Somnifères : ce qu’il faut savoir avant, pendant et après
Les somnifères de la famille des benzodiazépines et de leurs apparentés restent très prescrits en France après 65 ans. Ils ne sont pas interdits, mais leur profil de risque change avec l’âge : risque de chute accru, somnolence diurne, troubles de la mémoire et de la concentration, et accoutumance rapide.
Trois principes font consensus :
Le plus court possible. Ces molécules sont conçues pour des situations aiguës et de courte durée, pas pour un usage de plusieurs années.

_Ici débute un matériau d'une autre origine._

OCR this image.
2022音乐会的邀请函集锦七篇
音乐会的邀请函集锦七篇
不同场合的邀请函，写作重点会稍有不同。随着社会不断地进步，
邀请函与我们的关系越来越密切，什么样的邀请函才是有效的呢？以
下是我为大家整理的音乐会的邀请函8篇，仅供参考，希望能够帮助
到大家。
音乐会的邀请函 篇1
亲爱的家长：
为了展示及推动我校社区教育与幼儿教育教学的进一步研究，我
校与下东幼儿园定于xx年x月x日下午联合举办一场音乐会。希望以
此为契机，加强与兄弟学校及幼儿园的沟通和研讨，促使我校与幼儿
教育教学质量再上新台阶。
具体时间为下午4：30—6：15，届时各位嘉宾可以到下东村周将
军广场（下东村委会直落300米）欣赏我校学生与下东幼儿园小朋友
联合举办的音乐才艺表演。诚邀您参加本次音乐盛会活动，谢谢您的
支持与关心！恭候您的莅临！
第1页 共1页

Jamais d’arrêt brutal. Un arrêt sec provoque un rebond d’insomnie et de l’anxiété, qui font croire à tort que le médicament était indispensable. La diminution se fait progressivement, sur plusieurs semaines, avec un accompagnement médical.

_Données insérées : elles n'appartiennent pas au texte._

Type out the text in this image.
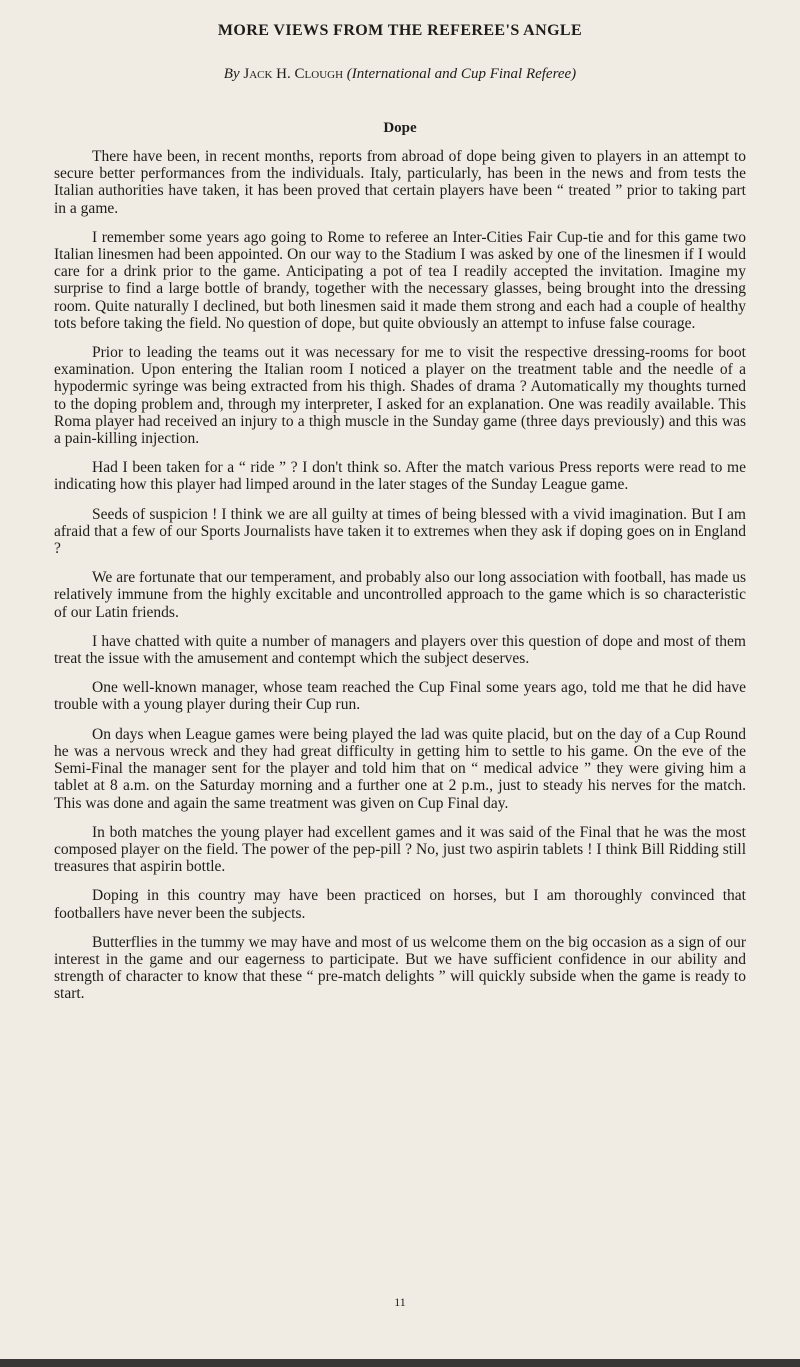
MORE VIEWS FROM THE REFEREE'S ANGLE
By Jack H. Clough (International and Cup Final Referee)
Dope

There have been, in recent months, reports from abroad of dope being given to players in an attempt to secure better performances from the individuals. Italy, particularly, has been in the news and from tests the Italian authorities have taken, it has been proved that certain players have been “ treated ” prior to taking part in a game.

I remember some years ago going to Rome to referee an Inter-Cities Fair Cup-tie and for this game two Italian linesmen had been appointed. On our way to the Stadium I was asked by one of the linesmen if I would care for a drink prior to the game. Anticipating a pot of tea I readily accepted the invitation. Imagine my surprise to find a large bottle of brandy, together with the necessary glasses, being brought into the dressing room. Quite naturally I declined, but both linesmen said it made them strong and each had a couple of healthy tots before taking the field. No question of dope, but quite obviously an attempt to infuse false courage.

Prior to leading the teams out it was necessary for me to visit the respective dressing-rooms for boot examination. Upon entering the Italian room I noticed a player on the treatment table and the needle of a hypodermic syringe was being extracted from his thigh. Shades of drama ? Automatically my thoughts turned to the doping problem and, through my interpreter, I asked for an explanation. One was readily available. This Roma player had received an injury to a thigh muscle in the Sunday game (three days previously) and this was a pain-killing injection.

Had I been taken for a “ ride ” ? I don't think so. After the match various Press reports were read to me indicating how this player had limped around in the later stages of the Sunday League game.

Seeds of suspicion ! I think we are all guilty at times of being blessed with a vivid imagination. But I am afraid that a few of our Sports Journalists have taken it to extremes when they ask if doping goes on in England ?

We are fortunate that our temperament, and probably also our long association with football, has made us relatively immune from the highly excitable and uncontrolled approach to the game which is so characteristic of our Latin friends.

I have chatted with quite a number of managers and players over this question of dope and most of them treat the issue with the amusement and contempt which the subject deserves.

One well-known manager, whose team reached the Cup Final some years ago, told me that he did have trouble with a young player during their Cup run.

On days when League games were being played the lad was quite placid, but on the day of a Cup Round he was a nervous wreck and they had great difficulty in getting him to settle to his game. On the eve of the Semi-Final the manager sent for the player and told him that on “ medical advice ” they were giving him a tablet at 8 a.m. on the Saturday morning and a further one at 2 p.m., just to steady his nerves for the match. This was done and again the same treatment was given on Cup Final day.

In both matches the young player had excellent games and it was said of the Final that he was the most composed player on the field. The power of the pep-pill ? No, just two aspirin tablets ! I think Bill Ridding still treasures that aspirin bottle.

Doping in this country may have been practiced on horses, but I am thoroughly convinced that footballers have never been the subjects.

Butterflies in the tummy we may have and most of us welcome them on the big occasion as a sign of our interest in the game and our eagerness to participate. But we have sufficient confidence in our ability and strength of character to know that these “ pre-match delights ” will quickly subside when the game is ready to start.

11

La thérapie comportementale d’abord. Les approches non médicamenteuses de l’insomnie chronique donnent des résultats au moins équivalents aux somnifères sur le long terme, sans les effets indésirables. Elles reposent essentiellement sur les règles décrites plus haut, encadrées par un professionnel.
À retenir : si vous prenez un somnifère depuis plus de quelques semaines, ne l’arrêtez pas seul. Prenez rendez-vous pour construire un plan de réduction progressive. C’est une démarche fréquente, bien codifiée, et votre médecin y est préparé.
Quand et qui consulter
Le médecin traitant est le point d’entrée. Venez avec votre agenda du sommeil et la liste complète de vos traitements, y compris ceux achetés sans ordonnance.
Une orientation vers un centre du sommeil se justifie notamment devant une suspicion d’apnée du sommeil, un syndrome des jambes sans repos, des comportements anormaux pendant la nuit, ou une insomnie chronique résistante aux mesures de base. L’enregistrement du sommeil, souvent réalisable à domicile, permet de trancher.
Enfin, n’oubliez pas la piste de l’humeur. Un sommeil qui se dégrade avec un réveil très précoce, une perte d’intérêt et une fatigue persistante peut signaler une dépression, fréquente et sous-diagnostiquée après 60 ans, en particulier dans les situations d’isolement de la personne âgée. C’est une cause qui se traite bien lorsqu’elle est identifiée.